On Beck's Cover of "Leopard-Skin Pill-Box Hat," and the War Child presents Heroes Benefit Album from Which It Sprung
As the Oscar ceremony credits rolled last night and, via a coming-attractions highlight reel, a grateful nation was alerted to the presence of Night at the Museum 2, perhaps you noticed Beck's glammy, insouciant take on Dylan's "Leopard-Skin Pill-Box Hat" playing o'er top. Not terrible, but not triumphant -- 95 percent of the criteria used to gauge your success in covering "Leopard-Skin Pill-Box Hat" lies in how you handle what might be Dylan's best punchline of all time: Well, I see you got a new boyfriend You know, I never seen him before Well, I saw him makin' love to you You forgot to close the garage door
Oh man, the way he says "garage door" is one for the age. Beck, though, just sort of blasts right through it -- to ham it up too extravagantly would pose a whole other serious problem, of course, but such a flat line-reading does not pose well for Beck's future in stand-up comedy.

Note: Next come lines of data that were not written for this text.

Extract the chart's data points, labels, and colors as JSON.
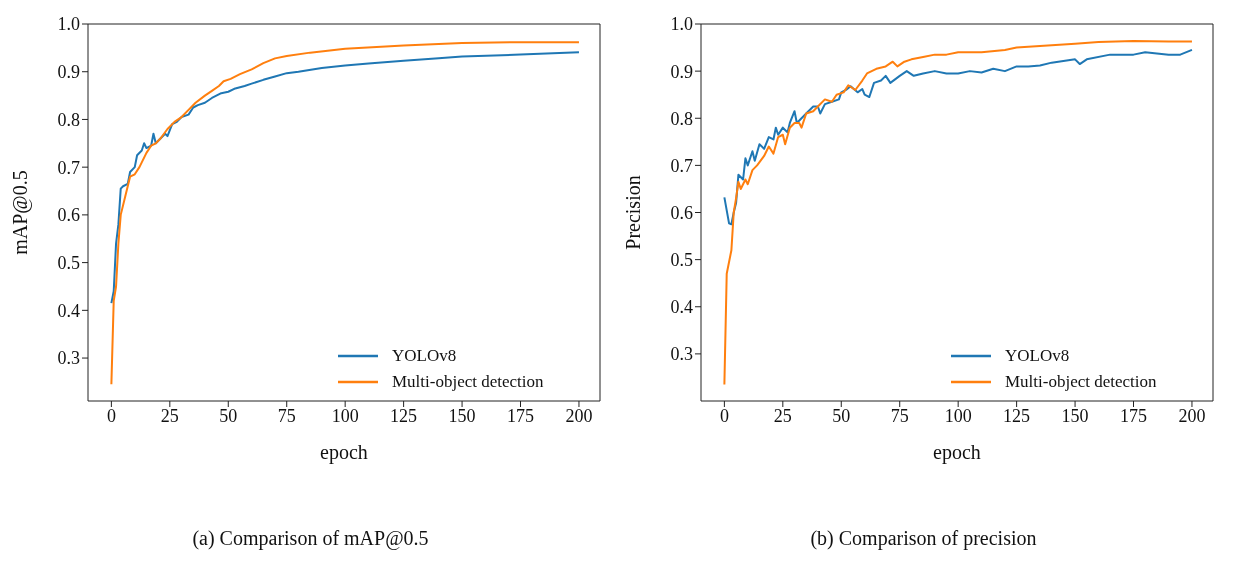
{
  "chart_data": [
    {
      "type": "line",
      "title": "(a) Comparison of mAP@0.5",
      "xlabel": "epoch",
      "ylabel": "mAP@0.5",
      "xlim": [
        -10,
        209
      ],
      "xticks": [
        0,
        25,
        50,
        75,
        100,
        125,
        150,
        175,
        200
      ],
      "ylim": [
        0.21,
        1.0
      ],
      "yticks": [
        0.3,
        0.4,
        0.5,
        0.6,
        0.7,
        0.8,
        0.9,
        {
          "value": 1.0,
          "label": "1.0"
        }
      ],
      "grid": false,
      "legend": "bottom right",
      "marker": "none",
      "line_style": "solid",
      "series": [
        {
          "name": "YOLOv8",
          "color": "#1f77b4",
          "x": [
            0,
            1,
            2,
            3,
            4,
            5,
            7,
            8,
            10,
            11,
            13,
            14,
            15,
            17,
            18,
            19,
            21,
            23,
            24,
            26,
            28,
            30,
            33,
            35,
            37,
            40,
            43,
            47,
            50,
            53,
            57,
            60,
            65,
            70,
            75,
            80,
            90,
            100,
            110,
            125,
            140,
            150,
            175,
            200
          ],
          "values": [
            0.415,
            0.44,
            0.54,
            0.58,
            0.655,
            0.66,
            0.665,
            0.69,
            0.7,
            0.725,
            0.735,
            0.75,
            0.74,
            0.745,
            0.77,
            0.75,
            0.76,
            0.77,
            0.765,
            0.79,
            0.795,
            0.805,
            0.81,
            0.825,
            0.83,
            0.835,
            0.845,
            0.855,
            0.858,
            0.865,
            0.87,
            0.875,
            0.883,
            0.89,
            0.897,
            0.9,
            0.908,
            0.913,
            0.917,
            0.923,
            0.928,
            0.932,
            0.936,
            0.941
          ]
        },
        {
          "name": "Multi-object detection",
          "color": "#ff7f0e",
          "x": [
            0,
            1,
            2,
            3,
            4,
            6,
            8,
            10,
            12,
            13,
            15,
            17,
            19,
            21,
            24,
            27,
            30,
            33,
            36,
            40,
            43,
            46,
            48,
            51,
            55,
            60,
            65,
            70,
            75,
            85,
            100,
            125,
            150,
            175,
            200
          ],
          "values": [
            0.245,
            0.42,
            0.45,
            0.54,
            0.6,
            0.64,
            0.68,
            0.685,
            0.7,
            0.71,
            0.73,
            0.745,
            0.75,
            0.76,
            0.78,
            0.795,
            0.805,
            0.82,
            0.835,
            0.85,
            0.86,
            0.87,
            0.88,
            0.885,
            0.895,
            0.905,
            0.918,
            0.928,
            0.933,
            0.94,
            0.948,
            0.955,
            0.96,
            0.962,
            0.962
          ]
        }
      ]
    },
    {
      "type": "line",
      "title": "(b) Comparison of precision",
      "xlabel": "epoch",
      "ylabel": "Precision",
      "xlim": [
        -10,
        209
      ],
      "xticks": [
        0,
        25,
        50,
        75,
        100,
        125,
        150,
        175,
        200
      ],
      "ylim": [
        0.2,
        1.0
      ],
      "yticks": [
        0.3,
        0.4,
        0.5,
        0.6,
        0.7,
        0.8,
        0.9,
        {
          "value": 1.0,
          "label": "1.0"
        }
      ],
      "grid": false,
      "legend": "bottom right",
      "marker": "none",
      "line_style": "solid",
      "series": [
        {
          "name": "YOLOv8",
          "color": "#1f77b4",
          "x": [
            0,
            2,
            3,
            4,
            5,
            6,
            8,
            9,
            10,
            12,
            13,
            15,
            17,
            19,
            21,
            22,
            23,
            25,
            27,
            28,
            30,
            31,
            33,
            35,
            38,
            40,
            41,
            43,
            46,
            49,
            50,
            52,
            54,
            57,
            59,
            60,
            62,
            64,
            67,
            69,
            71,
            75,
            78,
            81,
            85,
            90,
            95,
            100,
            105,
            110,
            115,
            120,
            125,
            130,
            135,
            140,
            150,
            152,
            155,
            165,
            175,
            180,
            190,
            195,
            200
          ],
          "values": [
            0.632,
            0.577,
            0.575,
            0.6,
            0.62,
            0.68,
            0.67,
            0.715,
            0.7,
            0.73,
            0.71,
            0.745,
            0.735,
            0.76,
            0.755,
            0.78,
            0.765,
            0.78,
            0.77,
            0.79,
            0.815,
            0.79,
            0.8,
            0.81,
            0.825,
            0.825,
            0.81,
            0.83,
            0.835,
            0.84,
            0.855,
            0.86,
            0.868,
            0.855,
            0.862,
            0.85,
            0.845,
            0.875,
            0.88,
            0.89,
            0.875,
            0.89,
            0.9,
            0.89,
            0.895,
            0.9,
            0.895,
            0.895,
            0.9,
            0.897,
            0.905,
            0.9,
            0.91,
            0.91,
            0.912,
            0.918,
            0.925,
            0.915,
            0.925,
            0.935,
            0.935,
            0.94,
            0.935,
            0.935,
            0.945
          ]
        },
        {
          "name": "Multi-object detection",
          "color": "#ff7f0e",
          "x": [
            0,
            1,
            3,
            4,
            5,
            6,
            7,
            9,
            10,
            12,
            14,
            17,
            19,
            21,
            23,
            25,
            26,
            28,
            30,
            32,
            33,
            35,
            38,
            40,
            43,
            46,
            48,
            51,
            53,
            56,
            59,
            61,
            65,
            69,
            72,
            74,
            77,
            80,
            85,
            90,
            95,
            100,
            110,
            120,
            125,
            140,
            150,
            160,
            175,
            190,
            200
          ],
          "values": [
            0.235,
            0.47,
            0.52,
            0.6,
            0.63,
            0.665,
            0.65,
            0.67,
            0.66,
            0.69,
            0.7,
            0.72,
            0.74,
            0.725,
            0.76,
            0.765,
            0.745,
            0.78,
            0.79,
            0.79,
            0.78,
            0.81,
            0.815,
            0.825,
            0.84,
            0.835,
            0.85,
            0.855,
            0.87,
            0.86,
            0.88,
            0.895,
            0.905,
            0.91,
            0.92,
            0.91,
            0.92,
            0.925,
            0.93,
            0.935,
            0.935,
            0.94,
            0.94,
            0.945,
            0.95,
            0.955,
            0.958,
            0.962,
            0.964,
            0.963,
            0.963
          ]
        }
      ]
    }
  ]
}
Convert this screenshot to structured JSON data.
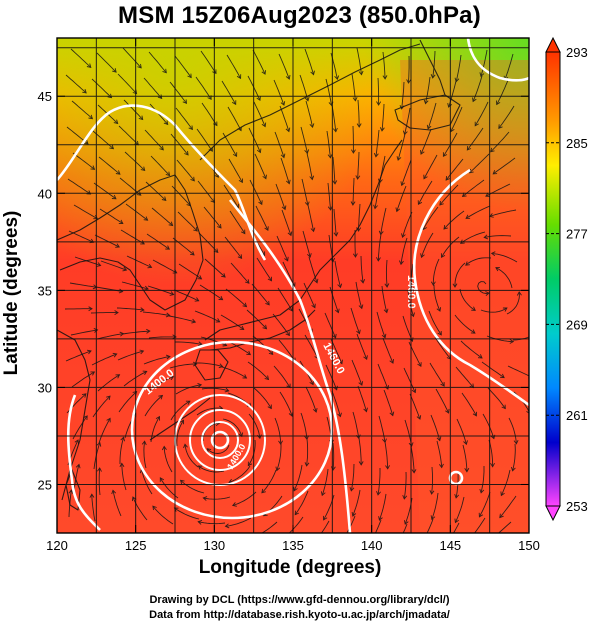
{
  "title": "MSM 15Z06Aug2023 (850.0hPa)",
  "x_axis": {
    "label": "Longitude (degrees)",
    "range": [
      120,
      150
    ],
    "ticks": [
      "120",
      "125",
      "130",
      "135",
      "140",
      "145",
      "150"
    ]
  },
  "y_axis": {
    "label": "Latitude  (degrees)",
    "range": [
      22.5,
      48
    ],
    "ticks": [
      "25",
      "30",
      "35",
      "40",
      "45"
    ]
  },
  "colorbar": {
    "ticks": [
      "293",
      "285",
      "277",
      "269",
      "261",
      "253"
    ],
    "range": [
      253,
      293
    ],
    "colors": [
      "#ff44ff",
      "#0000cc",
      "#0088ff",
      "#00cccc",
      "#00cc66",
      "#66dd00",
      "#ffee00",
      "#ff9900",
      "#ff3300"
    ]
  },
  "contours": [
    {
      "label": "1400.0"
    },
    {
      "label": "1460.0"
    },
    {
      "label": "1460.0"
    },
    {
      "label": "1400.0"
    }
  ],
  "credits": {
    "line1": "Drawing by DCL (https://www.gfd-dennou.org/library/dcl/)",
    "line2": "Data from http://database.rish.kyoto-u.ac.jp/arch/jmadata/"
  }
}
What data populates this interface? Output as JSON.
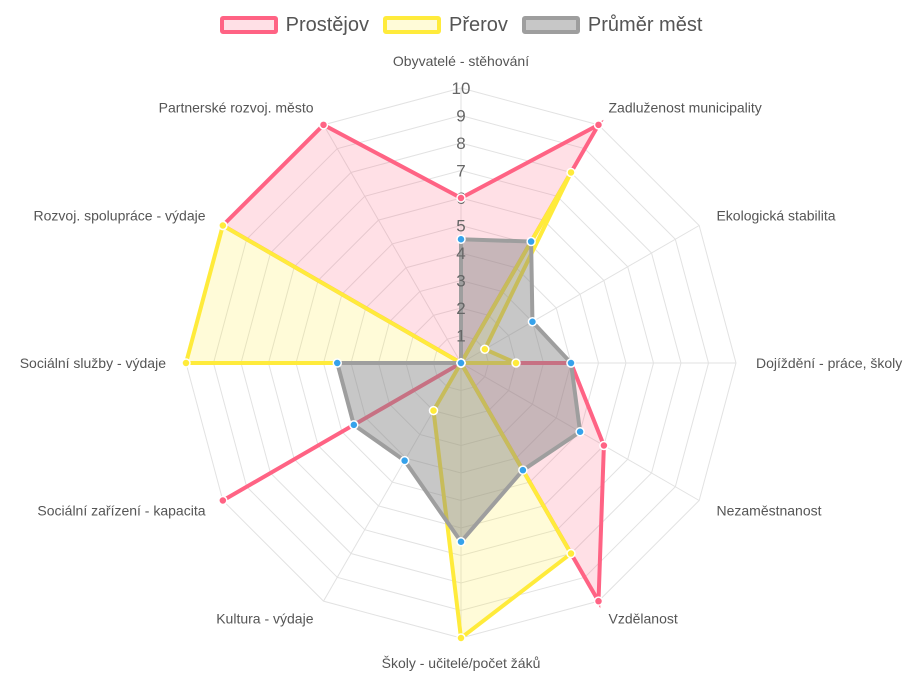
{
  "chart_data": {
    "type": "radar",
    "labels": [
      "Obyvatelé - stěhování",
      "Zadluženost municipality",
      "Ekologická stabilita",
      "Dojíždění - práce, školy",
      "Nezaměstnanost",
      "Vzdělanost",
      "Školy - učitelé/počet žáků",
      "Kultura - výdaje",
      "Sociální zařízení - kapacita",
      "Sociální služby - výdaje",
      "Rozvoj. spolupráce - výdaje",
      "Partnerské rozvoj. město"
    ],
    "ticks": [
      "1",
      "2",
      "3",
      "4",
      "5",
      "6",
      "7",
      "8",
      "9",
      "10"
    ],
    "scale": {
      "min": 0,
      "max": 10
    },
    "legend_position": "top",
    "series": [
      {
        "name": "Prostějov",
        "values": [
          6,
          10,
          0,
          4,
          6,
          10,
          0,
          0,
          10,
          0,
          10,
          10
        ],
        "color": "#ff6384",
        "fill": "rgba(255,99,132,0.2)"
      },
      {
        "name": "Přerov",
        "values": [
          0,
          8,
          1,
          2,
          0,
          8,
          10,
          2,
          0,
          10,
          10,
          0
        ],
        "color": "#ffeb3b",
        "fill": "rgba(255,235,59,0.2)"
      },
      {
        "name": "Průměr měst",
        "values": [
          4.5,
          5.1,
          3,
          4,
          5,
          4.5,
          6.5,
          4.1,
          4.5,
          4.5,
          0,
          0
        ],
        "color": "#9e9e9e",
        "fill": "rgba(130,130,130,0.45)",
        "point_color": "#36a2eb"
      }
    ]
  }
}
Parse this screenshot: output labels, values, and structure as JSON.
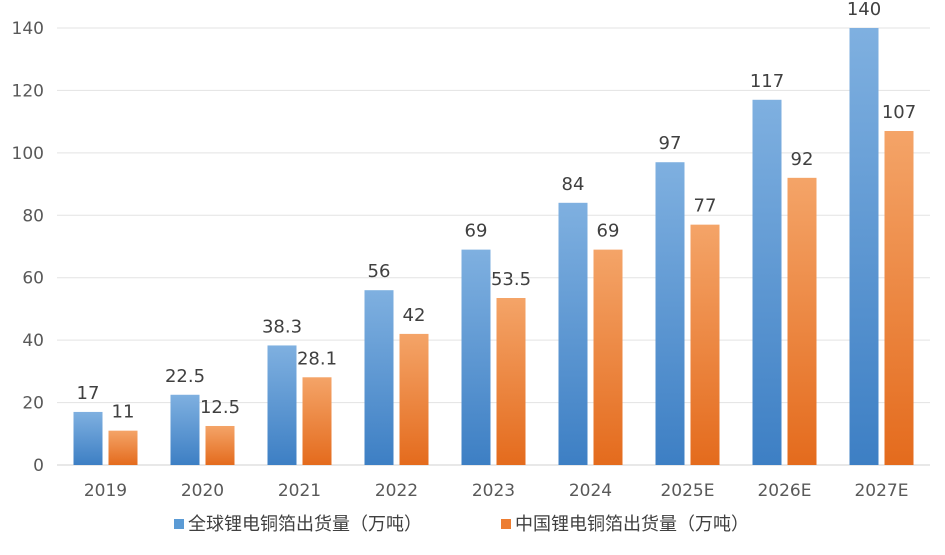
{
  "chart_data": {
    "type": "bar",
    "categories": [
      "2019",
      "2020",
      "2021",
      "2022",
      "2023",
      "2024",
      "2025E",
      "2026E",
      "2027E"
    ],
    "series": [
      {
        "name": "全球锂电铜箔出货量（万吨）",
        "values": [
          17,
          22.5,
          38.3,
          56,
          69,
          84,
          97,
          117,
          140
        ],
        "color": "#5b9bd5"
      },
      {
        "name": "中国锂电铜箔出货量（万吨）",
        "values": [
          11,
          12.5,
          28.1,
          42,
          53.5,
          69,
          77,
          92,
          107
        ],
        "color": "#ed7d31"
      }
    ],
    "data_labels": [
      [
        "17",
        "22.5",
        "38.3",
        "56",
        "69",
        "84",
        "97",
        "117",
        "140"
      ],
      [
        "11",
        "12.5",
        "28.1",
        "42",
        "53.5",
        "69",
        "77",
        "92",
        "107"
      ]
    ],
    "ylim": [
      0,
      140
    ],
    "yticks": [
      "0",
      "20",
      "40",
      "60",
      "80",
      "100",
      "120",
      "140"
    ],
    "grid": true,
    "legend_position": "bottom"
  }
}
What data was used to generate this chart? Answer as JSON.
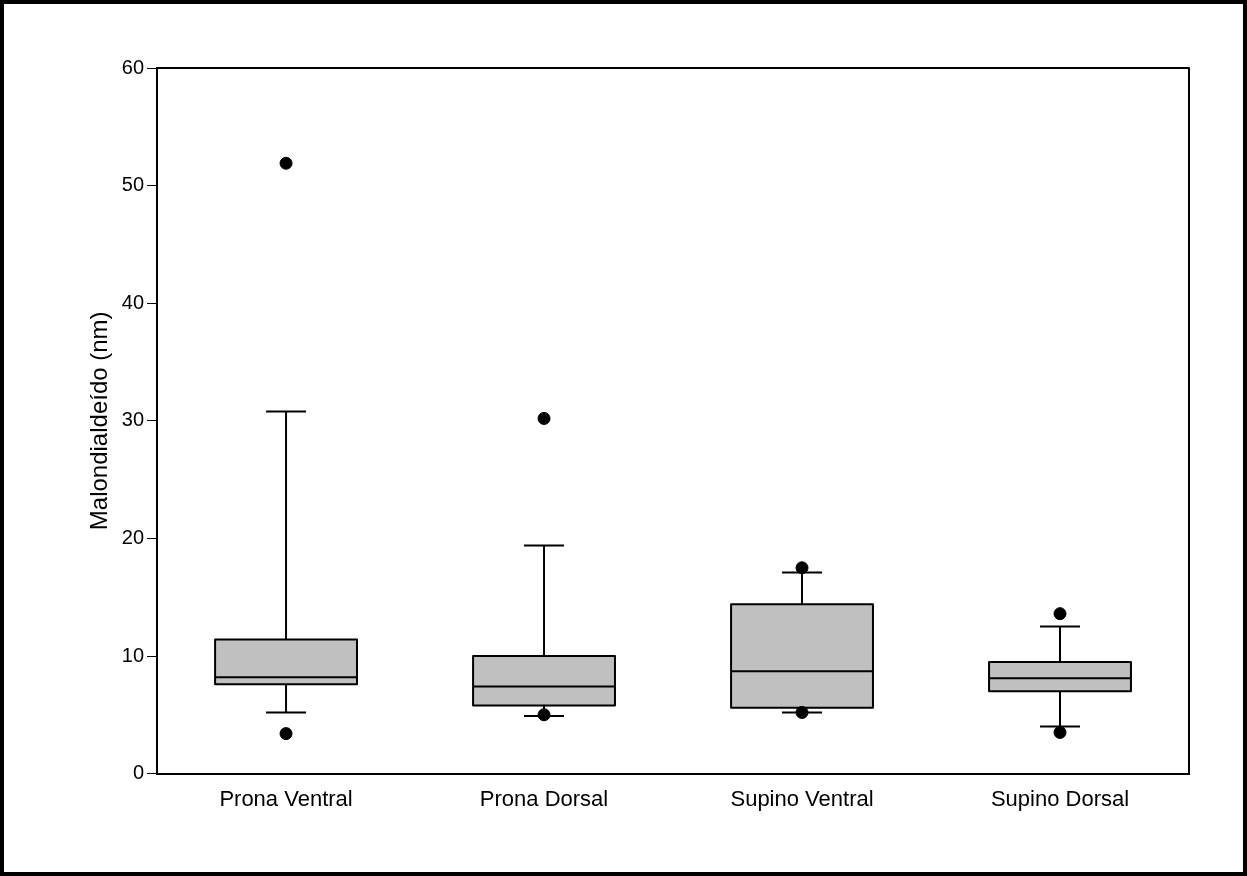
{
  "chart_data": {
    "type": "box",
    "ylabel": "Malondialdeído (nm)",
    "categories": [
      "Prona Ventral",
      "Prona Dorsal",
      "Supino Ventral",
      "Supino Dorsal"
    ],
    "color": "#c0c0c0",
    "ylim": [
      0,
      60
    ],
    "yticks": [
      0,
      10,
      20,
      30,
      40,
      50,
      60
    ],
    "grid": false,
    "legend": false,
    "marker": "circle",
    "boxes": [
      {
        "low": 5.2,
        "q1": 7.6,
        "median": 8.2,
        "q3": 11.4,
        "high": 30.8,
        "outliers": [
          3.4,
          51.9
        ]
      },
      {
        "low": 4.9,
        "q1": 5.8,
        "median": 7.4,
        "q3": 10.0,
        "high": 19.4,
        "outliers": [
          30.2,
          5.0
        ]
      },
      {
        "low": 5.2,
        "q1": 5.6,
        "median": 8.7,
        "q3": 14.4,
        "high": 17.1,
        "outliers": [
          17.5,
          5.2
        ]
      },
      {
        "low": 4.0,
        "q1": 7.0,
        "median": 8.1,
        "q3": 9.5,
        "high": 12.5,
        "outliers": [
          13.6,
          3.5
        ]
      }
    ]
  }
}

The tune leads off War Child presents Heroes, the new benefit album wherein big-shot legends hand-pick a disciple to cover one of their alleged masterworks. Some of what results is rock-critic-hack obvious (the Hold Steady do Springsteen) or an awkward attempt to get a date (Paul McCartney taps Duffy for "Live and Let Die," Mick Jones joins Lily Allen on "Straight to Hell"), but there's some pleasantly incongruous blasphemy lurking elsewhere: Hot Chip brightens up Joy Division's "Transmission," Franz Ferdinand porns up Blondie's "Call Me," and Peaches' version of "Search and Destroy" is way less intolerable than you might've thought. But for a certain cast of wuss-ass piano-ballad fans, the highlight here is Elbow doing U2's "Running to Stand Still," most probably a top-5 U2 song all time, with not much altered here besides the Elbow guy's polite avoidance of the high notes, but still, as they're saying in all the high-concept literary zines these days, "Pretty good song!"
The War Child charity provides "support to children marginalized by the effects of war in Darfur, Afghanistan, northern Uganda, and other devastated conflict areas around the world." Go buy a CD, see how it feels.